I want to clarify that, for an rpm file, I should use the value one million following the "-scale"? Or should the scale factor be 6 because it assumes a 10 base?
I tried the scaling factor command and receive the following output:
(standard_in) 1: illegal character: \342
(standard_in) 1: illegal character: \200
(standard_in) 1: illegal character: \234
-bash: 1000000/10743694": No such file or directory
I checked the spacing between all the parts of the command and they are correct. Does anyone know what I am doing wrong?
The value of -scale is the one that each value in column 4 of the bg is multiplied with, means you have to calculate the scaling factor externally. Here is a two-liner that can do it:
## Scaling factor for single-end data, counting every mapped read (bitwise flag = 0)
TmpScale=$(bc <<< "scale=6;1000000/$(samtools view -f 0 -c in.bam)")

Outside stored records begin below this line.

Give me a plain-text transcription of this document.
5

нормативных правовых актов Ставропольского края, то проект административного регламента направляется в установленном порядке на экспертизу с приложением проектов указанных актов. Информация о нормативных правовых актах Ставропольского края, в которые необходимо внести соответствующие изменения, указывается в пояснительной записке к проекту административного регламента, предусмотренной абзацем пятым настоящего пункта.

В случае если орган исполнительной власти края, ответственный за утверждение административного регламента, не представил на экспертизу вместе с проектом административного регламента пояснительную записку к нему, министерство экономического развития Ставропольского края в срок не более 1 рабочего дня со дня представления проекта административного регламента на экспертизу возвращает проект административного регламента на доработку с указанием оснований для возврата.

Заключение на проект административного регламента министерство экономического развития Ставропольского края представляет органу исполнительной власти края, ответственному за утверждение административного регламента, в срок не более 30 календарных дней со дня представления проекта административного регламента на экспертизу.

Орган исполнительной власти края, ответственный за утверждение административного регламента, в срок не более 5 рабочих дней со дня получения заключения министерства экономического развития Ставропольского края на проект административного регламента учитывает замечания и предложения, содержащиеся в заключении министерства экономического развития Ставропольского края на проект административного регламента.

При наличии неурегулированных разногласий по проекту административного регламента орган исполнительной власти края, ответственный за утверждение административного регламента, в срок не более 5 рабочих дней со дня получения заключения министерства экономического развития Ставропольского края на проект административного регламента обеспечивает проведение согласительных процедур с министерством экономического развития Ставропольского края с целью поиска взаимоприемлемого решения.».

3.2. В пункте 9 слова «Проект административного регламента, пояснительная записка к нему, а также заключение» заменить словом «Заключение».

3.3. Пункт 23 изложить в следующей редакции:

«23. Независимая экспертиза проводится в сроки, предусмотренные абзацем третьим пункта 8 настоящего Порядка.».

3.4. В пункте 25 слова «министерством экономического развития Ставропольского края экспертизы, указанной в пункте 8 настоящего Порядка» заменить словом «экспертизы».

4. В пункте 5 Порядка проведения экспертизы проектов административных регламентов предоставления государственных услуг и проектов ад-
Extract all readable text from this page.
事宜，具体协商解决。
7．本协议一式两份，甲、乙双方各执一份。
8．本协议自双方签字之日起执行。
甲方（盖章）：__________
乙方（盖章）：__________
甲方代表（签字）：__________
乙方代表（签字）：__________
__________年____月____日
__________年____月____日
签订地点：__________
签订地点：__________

## Now get the actual bedGraph:
echo '==> RPM scaling factor:' $TmpScale
bedtools genomecov -bga -ibam in.bam -scale $TmpScale | sort -k1,1 -k2,2n > out.bedGraph
For matters of completeness, there are tools that can output a RPM-normalized bedGraph or bigwig in one go, like deeptools bamCoverage. Still, both genomecov and deeptools are pretty slow. There is a newer tool, mosdepth, which outputs a compressed bedGraph and is lightning fast. The RPM-normalization can be done using something like awk once the bedGraph has been generated.
1) Do I need to download specific packages to carry out these commands?
2) Can I just lift over these commands, or are all the arrow characters you've used unimportant?
It counts total number of mapped reads in the bam file, and uses it to calculate a per-million scaling factor. Still, I recommend deeptools bamCoverage for creating browser tracks. Is offers many options that are quiet convinient.
Thinking about it again, for single end, I would probably do -f 0 -F 256 (read mapped, and not supplementary alignment), and for paired, -f 1 -F 256 (read paired, but not supplementary). Bitwise flags explained here.
Sorry to bother you again, but do you happen to know if bamCoverage requires for your input Bam file to be sorted? It doesn't look like but I can't seem to find a definitive answer anywhere.. It definitely seems to want a .bai to be present in the same directory as your bam file.
It requires indexed BAM, and indexing requires sorted BAM, so yes bamCoverage requires sorted BAM. Use samtools sort to sort your bam and then samtools index to index the sorted bam.
I tried the scaling factor command and receive the following output: (standard_in) 1: illegal character: \342 (standard_in) 1: illegal character: \200 (standard_in) 1: illegal character: \234 -bash: 1000000/10743694": No such file or directory
I checked the spacing between all the parts of the command and they are correct. Does anyone know what I am doing wrong?